Gluten Free Raspberry Coconut & Yoghurt Muffins - cooking recipe

Ingredients
    2 cups raspberries (fresh or frozen)
    1 cup gluten-free flour (if u prefer) or 1 cup plain flour (if u prefer)
    1/2 cup shredded coconut
    1 cup oats
    1 tablespoon baking powder
    1/4 - 1/2 teaspoon ground cinnamon
    1/4 - 1/2 teaspoon ground nutmeg
    1 cup Greek yogurt (try Chobani)
    1/3 cup coconut oil (melted)
    1 egg
    1 teaspoon vanilla extract
    1/2 cup stevia (optional)
Preparation
    1. Prepare muffin pan with cooking spray, or with paper baking cups. Preheat oven to 180\u00b0 Celsius.
    2. Combine dry ingredients in a large bowl, and set aside.

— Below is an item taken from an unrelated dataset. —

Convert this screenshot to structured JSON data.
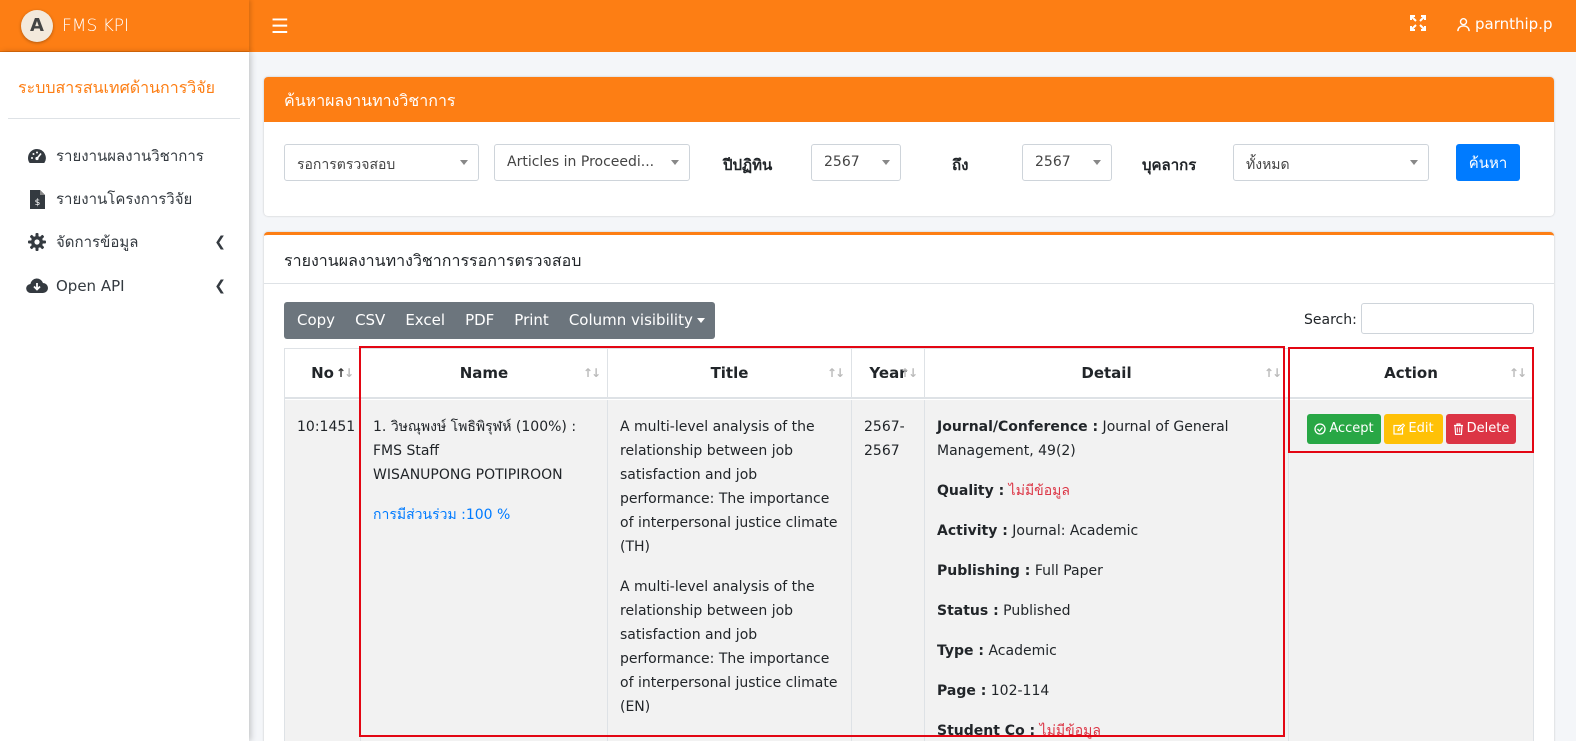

    3. In a medium bowl, combine yogurt, oil, egg, and vanilla.
    4.Gently stir yogurt mixture into flour mixture until dry ingredients are moistened, but batter is still lumpy.
    5. Gently fold in raspberries.
    6. Fill muffin cups almost to top.
    Bake 18 to 20 minutes, or until golden brown.